← failproof.ai
guide·may 15, 2026·7 min read

how to prevent ai agent force push

block-force-push refuses git push --force and -f variants. block-push-master refuses pushes to main and master. block-work-on-main refuses commits, merges, and resets on protected branches. three PreToolUse hooks, one install command, works across claude code, codex, cursor, gemini cli, copilot, picode, and opencode.

“cursor force pushed to main”

The screenshot makes the rounds every few weeks. A cursor agent that force-pushed to main and rewrote two days of teammate commits. A claude code session that destroyed months of work with one “clean up the branch” rebase. A codex run that pushed +HEAD:mainto bypass a server-side check. The agent was not malicious - it hit a conflict, decided force was the cleanest exit, and the harness happily ran it. What stops this is not a longer prompt. it's a hook that reads the literal git command and refuses on --force, -f, --force-with-lease, and the +ref protocol-level form before the push leaves your machine.

Why ai agents force-push by accident

Force push is rarely the agent's plan - it's the agent's way out of a tangle. The model rebased, hit a conflict, decided the cleanest fix was git push --force. Or the remote moved and the model interpreted the rejection as a permissions problem. Either way the destination is a rewritten history that other engineers already pulled.

Server-side branch protection on github catches some of this, but not all of it: protection rules vary across repos, sometimes don't apply to admins, and only fire after the push has already left your laptop. Hooks catch it on the agent side, before the push leaves.

Install (60 seconds)

The git policies are on by default. Confirm with failproofai policies - you should see block-force-push, block-push-master, and block-work-on-main in the enabled list.
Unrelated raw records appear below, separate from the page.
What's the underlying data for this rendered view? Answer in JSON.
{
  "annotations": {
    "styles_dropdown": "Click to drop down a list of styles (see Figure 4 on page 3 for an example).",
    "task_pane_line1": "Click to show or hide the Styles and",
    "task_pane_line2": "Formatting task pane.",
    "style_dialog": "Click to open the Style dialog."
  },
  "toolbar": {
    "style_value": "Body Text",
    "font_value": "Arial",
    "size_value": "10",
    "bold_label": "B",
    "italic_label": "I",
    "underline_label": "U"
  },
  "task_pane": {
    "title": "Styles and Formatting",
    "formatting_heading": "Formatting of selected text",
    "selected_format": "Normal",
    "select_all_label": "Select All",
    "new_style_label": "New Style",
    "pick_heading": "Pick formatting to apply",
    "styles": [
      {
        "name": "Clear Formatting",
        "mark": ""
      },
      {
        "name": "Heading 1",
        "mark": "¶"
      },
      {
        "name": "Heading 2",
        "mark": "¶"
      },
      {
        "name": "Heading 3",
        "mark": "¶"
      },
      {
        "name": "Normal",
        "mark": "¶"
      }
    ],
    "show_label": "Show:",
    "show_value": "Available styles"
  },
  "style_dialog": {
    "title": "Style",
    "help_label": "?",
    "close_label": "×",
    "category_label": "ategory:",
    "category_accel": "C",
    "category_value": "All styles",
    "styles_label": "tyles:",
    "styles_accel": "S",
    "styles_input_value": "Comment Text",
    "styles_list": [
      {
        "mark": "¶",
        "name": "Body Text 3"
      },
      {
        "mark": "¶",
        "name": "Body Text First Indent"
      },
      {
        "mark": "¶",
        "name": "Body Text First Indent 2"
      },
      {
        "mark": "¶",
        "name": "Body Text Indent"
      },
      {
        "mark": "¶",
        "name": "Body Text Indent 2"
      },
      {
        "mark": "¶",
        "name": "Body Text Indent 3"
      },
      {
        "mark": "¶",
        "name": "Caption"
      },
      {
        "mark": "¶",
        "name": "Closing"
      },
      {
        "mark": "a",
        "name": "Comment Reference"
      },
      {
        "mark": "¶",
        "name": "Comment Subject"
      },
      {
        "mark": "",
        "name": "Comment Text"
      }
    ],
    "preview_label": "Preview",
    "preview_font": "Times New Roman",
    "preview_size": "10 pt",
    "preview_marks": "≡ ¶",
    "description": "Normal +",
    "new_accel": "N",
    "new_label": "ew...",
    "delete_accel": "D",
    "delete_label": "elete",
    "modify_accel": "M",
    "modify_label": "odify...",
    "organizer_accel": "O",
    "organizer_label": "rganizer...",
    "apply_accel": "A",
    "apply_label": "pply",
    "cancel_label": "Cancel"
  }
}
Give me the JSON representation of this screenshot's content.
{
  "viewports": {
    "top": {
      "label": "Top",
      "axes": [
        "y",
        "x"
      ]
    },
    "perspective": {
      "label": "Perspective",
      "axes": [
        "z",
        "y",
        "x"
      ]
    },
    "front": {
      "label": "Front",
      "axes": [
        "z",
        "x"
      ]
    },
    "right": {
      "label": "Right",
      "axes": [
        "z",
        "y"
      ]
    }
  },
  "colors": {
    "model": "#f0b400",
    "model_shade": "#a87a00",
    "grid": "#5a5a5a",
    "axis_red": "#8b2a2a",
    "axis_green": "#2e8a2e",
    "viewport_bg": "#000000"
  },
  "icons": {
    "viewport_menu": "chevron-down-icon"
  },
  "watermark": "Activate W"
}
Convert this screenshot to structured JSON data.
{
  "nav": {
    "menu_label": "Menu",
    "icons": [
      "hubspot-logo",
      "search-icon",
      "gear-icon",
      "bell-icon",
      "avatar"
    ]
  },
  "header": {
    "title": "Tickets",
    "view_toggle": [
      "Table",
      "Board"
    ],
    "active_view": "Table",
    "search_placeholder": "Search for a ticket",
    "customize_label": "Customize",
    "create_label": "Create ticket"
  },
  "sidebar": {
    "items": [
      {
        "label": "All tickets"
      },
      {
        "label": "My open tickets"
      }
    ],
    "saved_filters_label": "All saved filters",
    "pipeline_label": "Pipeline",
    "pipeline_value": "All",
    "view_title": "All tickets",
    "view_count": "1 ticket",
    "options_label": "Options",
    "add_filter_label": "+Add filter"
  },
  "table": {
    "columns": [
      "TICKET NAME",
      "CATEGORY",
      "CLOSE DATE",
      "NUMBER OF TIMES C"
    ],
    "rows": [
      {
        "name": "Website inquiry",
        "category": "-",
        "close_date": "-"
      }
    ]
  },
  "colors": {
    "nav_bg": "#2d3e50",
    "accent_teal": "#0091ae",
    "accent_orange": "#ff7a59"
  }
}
The three git-safety policies

block-force-push

Refuses every form of force push:

  • git push --force, git push -f
  • git push --force-with-lease, git push --force-if-includes
  • Push commands that include +ref:ref refspecs (which force the push at the protocol level)
  • Wrapped invocations: git push origin +HEAD:main, git -c receive.denyNonFastForwards=false push …

block-push-master

Refuses any push targeting a protected branch. Default protected set: main and master. Add release/*, deploy/*, or specific branch names from the dashboard.

block-work-on-main

Refuses commits, merges, resets, and rebases while the working tree is on a protected branch. Stops the destructive operation from accumulating in the first place - when the model tries to commit on main, failproof aborts the call and the agent learns to check out a feature branch first.

The git category also ships three warnings - they don't hard-block, they instruct. Useful when you want the agent to slow down rather than stop:

  • warn-git-amend - instructs caution before git commit --amend on a published commit
  • warn-git-stash-drop - requests confirmation before git stash drop
  • warn-all-files-staged - alerts when running git add -A or git add . (which sweeps in secrets and build artifacts more often than people realize)

Any warning can be promoted into a hard block from the dashboard without writing code.

What the agent sees when a push is blocked

block-force-push returns a structured deny:

refused: git push --force. force pushes rewrite history other people may have pulled. push the branch under a new name, or ask the user to confirm an interactive rebase.

The model receives this message back in the tool result. Most agents will then propose an alternative - a new branch, a merge instead of a rebase, asking the user - rather than looping on the same denied call. That is repair, not retry.

One policy, every agent

The same block-force-push behaves identically across every supported agent harness:

  • Claude Code (Anthropic CLI + SDK)
  • OpenAI Codex (CLI + agent runtime)
  • Cursor Agent
  • Gemini CLI
  • GitHub Copilot CLI
  • picode
  • opencode

Goose and deep agents are on the roadmap. You don't pick a different policy per harness - failproof ai subscribes to whatever hook surface the harness exposes, runs the same engine, and the git rules behave the same way.